Dans cette affaire, SMP Technologies, prompt à dégainer la menace judiciaire, reprochait à RAID-H d’avoir « dénigré » la marque et le nom commercial Taser. En cause : des propos inscrits sur le site Internet de l’association en avril 2007 dans le cadre de la campagne « Non au Taser ». Elle qualifiait notamment le pistolet, qui délivre une décharge de 50 000 volts, de « dernière gégène au pays des droits de l’homme ». Et diffusait un flyer pour une « soirée électrochoc ». On pouvait y voir un robot tenant un pistolet Taser et arborant sur son torse une cible, dans laquelle était dessiné le corps d’un homme mort.

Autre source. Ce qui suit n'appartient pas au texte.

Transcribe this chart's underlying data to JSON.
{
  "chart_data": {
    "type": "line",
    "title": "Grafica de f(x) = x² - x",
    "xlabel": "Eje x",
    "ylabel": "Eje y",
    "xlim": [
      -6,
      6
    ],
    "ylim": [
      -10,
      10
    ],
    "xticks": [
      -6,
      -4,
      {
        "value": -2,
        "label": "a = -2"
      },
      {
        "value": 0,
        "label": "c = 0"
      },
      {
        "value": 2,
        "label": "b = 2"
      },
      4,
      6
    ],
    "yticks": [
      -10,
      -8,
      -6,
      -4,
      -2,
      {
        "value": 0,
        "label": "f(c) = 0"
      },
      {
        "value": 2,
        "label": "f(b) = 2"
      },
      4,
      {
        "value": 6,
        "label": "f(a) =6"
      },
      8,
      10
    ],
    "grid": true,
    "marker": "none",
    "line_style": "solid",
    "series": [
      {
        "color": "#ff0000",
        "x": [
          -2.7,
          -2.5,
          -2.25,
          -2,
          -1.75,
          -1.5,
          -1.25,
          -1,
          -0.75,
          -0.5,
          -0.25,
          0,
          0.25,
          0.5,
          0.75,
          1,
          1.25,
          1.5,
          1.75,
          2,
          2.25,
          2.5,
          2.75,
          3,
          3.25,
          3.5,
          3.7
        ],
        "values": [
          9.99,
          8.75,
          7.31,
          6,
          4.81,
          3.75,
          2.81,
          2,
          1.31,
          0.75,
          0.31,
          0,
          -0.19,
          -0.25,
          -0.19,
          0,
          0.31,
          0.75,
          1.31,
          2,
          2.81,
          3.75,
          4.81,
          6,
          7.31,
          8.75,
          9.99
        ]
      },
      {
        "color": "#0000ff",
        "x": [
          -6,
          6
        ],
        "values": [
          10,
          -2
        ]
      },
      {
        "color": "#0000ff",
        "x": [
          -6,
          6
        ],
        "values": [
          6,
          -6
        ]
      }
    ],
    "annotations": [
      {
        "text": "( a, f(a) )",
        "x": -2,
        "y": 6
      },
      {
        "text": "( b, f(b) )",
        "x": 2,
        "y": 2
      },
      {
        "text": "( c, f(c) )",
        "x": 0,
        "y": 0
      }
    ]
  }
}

Dans ses attendus, le tribunal a estimé, en premier lieu, que SMP Technologies était « irrecevable à agir en dénigrement de marque ». Car, surprise, cette société ne détient « aucun droit » sur la marque Taser, déposée aux États-Unis en 2003. « La seule société qui est légitime à agir au nom de cette marque, c’est la société américaine Taser International », souligne Jean-Pierre Sulzer, l’avocat de RAID-H.

Pour le tribunal, en revanche, SMP Technologies est fondé à agir sur le dénigrement du « nom commercial Taser ». Là encore, le juge a débouté la société sur ce point. À ses yeux, les propos litigieux « n’apparaissent pas, au-delà des formules chocs utilisées, et s’agissant d’une association oeuvrant dans un but d’intérêt général et de santé publique, à l’occasion d’un débat qui dépasse les frontières nationales, comme constitutifs d’un abus de la liberté d’expression ». Fermez le ban.

« Poursuites bâillon »

Au final, SMP Technologies réclamait 50 000 euros de dommages et intérêts. C’est elle qui devra verser 2 000 euros à RAID-H pour frais de justice. « Ce jugement, c’est la victoire de la liberté d’expression, apprécie Fabrice Ferrier. Mais nous nous interrogeons sur la capacité d’entreprises privées à poursuivre des associations et des ONG pour tuer un débat public. » Une pratique connue aux États-Unis sous le nom de « poursuites bâillon ». Et dont le patron de SMP Technologies semble un fervent amateur. RAID-H promet une nouvelle campagne sur ce thème. Et attend toujours la décision du Conseil d’État qu’il a saisi pour obtenir l’annulation des décrets autorisant gendarmes, policiers nationaux et municipaux à être équipés de Taser.